The Code could not have come at a more perfect time. Generally speaking, the case law surrounding fair use is as limited as it is varied in result. Recently, the 2nd Circuit Court of Appeals held that some works by famed appropriation artist Richard Prince that include large portions of photographs taken by Patrick Cariou are fair use. To many, Prince did not sufficiently transform Cariou’s work to justify fair use let alone an ethical artistic practice. In its analysis, the court focused on how Prince altered Cariou’s original photographs with “new expression, meaning, or message.” The court explained that “where Cariou’s serene deliberately composed portraits and landscape photographs depict the natural beauty of Rastafarians and their surrounding environs, Prince’s crude and jarring works, on the other hand, are hectic and provocative.” However, the court did find that five of Prince’s pieces in the set would have to be re-evaluated by the District Court to determine whether each qualified as fair use. This is but one example of an unpredictable result born from a claim of fair use.
In addition to “Making Art,” the Code describes best practices for the use of visual art in analytic writing, teaching about art, museum uses and online access to related collections in memory institutions. Each situation includes a principle and set of limitations specific to the responses generated by members of each particular community. Similar to “Making Art,” there is an emphasis on practitioners being able to justify their use of an existing copyrighted work, whether it be based on a curatorial, analytic, or pedagogical objective.
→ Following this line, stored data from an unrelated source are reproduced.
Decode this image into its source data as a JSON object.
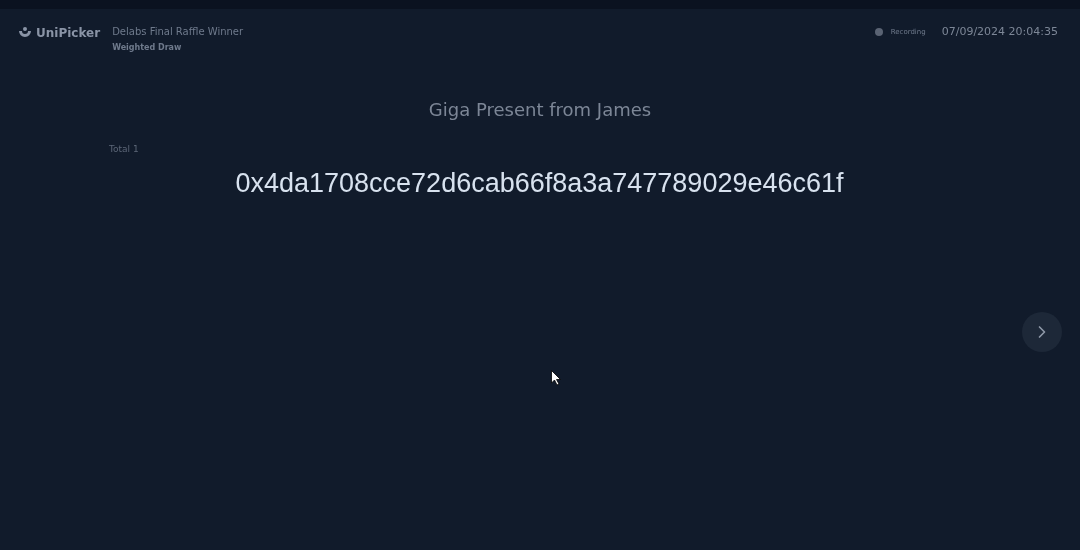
{
  "header": {
    "brand": "UniPicker",
    "title": "Delabs Final Raffle Winner",
    "subtitle": "Weighted Draw",
    "recording_label": "Recording",
    "datetime": "07/09/2024 20:04:35"
  },
  "prize": {
    "title": "Giga Present from James",
    "total": "Total 1"
  },
  "winners": [
    "0x4da1708cce72d6cab66f8a3a747789029e46c61f"
  ]
}
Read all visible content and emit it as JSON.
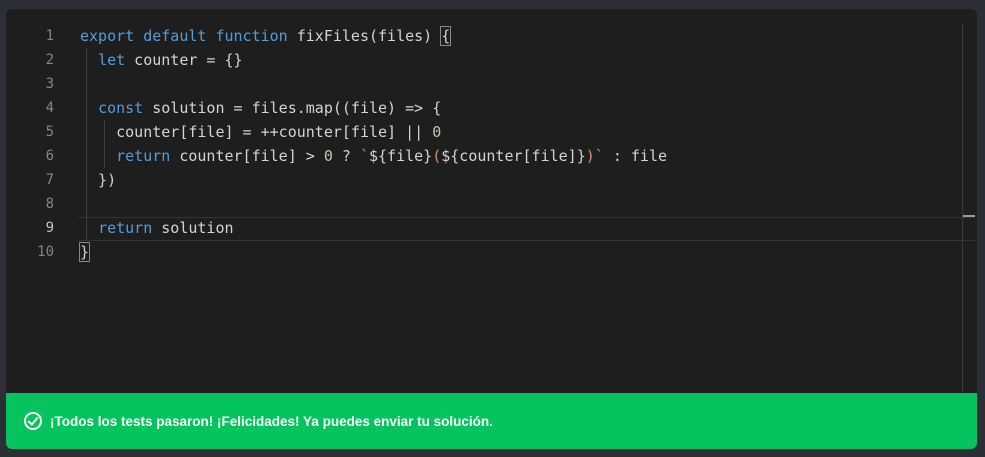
{
  "editor": {
    "line_numbers": [
      "1",
      "2",
      "3",
      "4",
      "5",
      "6",
      "7",
      "8",
      "9",
      "10"
    ],
    "lines": [
      [
        {
          "t": "export",
          "c": "kw"
        },
        {
          "t": " ",
          "c": "txt"
        },
        {
          "t": "default",
          "c": "kw"
        },
        {
          "t": " ",
          "c": "txt"
        },
        {
          "t": "function",
          "c": "kw"
        },
        {
          "t": " fixFiles(files) ",
          "c": "txt"
        },
        {
          "t": "{",
          "c": "brace"
        }
      ],
      [
        {
          "t": "  ",
          "c": "txt"
        },
        {
          "t": "let",
          "c": "kw"
        },
        {
          "t": " counter = {}",
          "c": "txt"
        }
      ],
      [],
      [
        {
          "t": "  ",
          "c": "txt"
        },
        {
          "t": "const",
          "c": "kw"
        },
        {
          "t": " solution = files.map((file) => {",
          "c": "txt"
        }
      ],
      [
        {
          "t": "    counter[file] = ++counter[file] || ",
          "c": "txt"
        },
        {
          "t": "0",
          "c": "num"
        }
      ],
      [
        {
          "t": "    ",
          "c": "txt"
        },
        {
          "t": "return",
          "c": "kw"
        },
        {
          "t": " counter[file] > ",
          "c": "txt"
        },
        {
          "t": "0",
          "c": "num"
        },
        {
          "t": " ? ",
          "c": "txt"
        },
        {
          "t": "`",
          "c": "str"
        },
        {
          "t": "${file}",
          "c": "txt"
        },
        {
          "t": "(",
          "c": "str"
        },
        {
          "t": "${counter[file]}",
          "c": "txt"
        },
        {
          "t": ")`",
          "c": "str"
        },
        {
          "t": " : file",
          "c": "txt"
        }
      ],
      [
        {
          "t": "  })",
          "c": "txt"
        }
      ],
      [],
      [
        {
          "t": "  ",
          "c": "txt"
        },
        {
          "t": "return",
          "c": "kw"
        },
        {
          "t": " solution",
          "c": "txt"
        }
      ],
      [
        {
          "t": "}",
          "c": "brace"
        }
      ]
    ],
    "active_line": 9
  },
  "toast": {
    "message": "¡Todos los tests pasaron! ¡Felicidades! Ya puedes enviar tu solución.",
    "icon": "check-circle-icon",
    "color": "#05c35d"
  }
}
At this point, the Code is just starting to make its way into these different visual arts communities. Only time will tell how members of each community will decide to utilize the Code in their own practice. It also remains to be seen how a court may interpret a claim of fair use based upon someone’s reliance on the Code. However, the more widespread the use of the Code the stronger its effects may be. The full Code of Best Practices in Fair Use for the Visual Arts may be found online at the College Art Association’s website: www.collegeart.org/pdf/fair-use/best-practices-fair-use-visual-arts.pdf.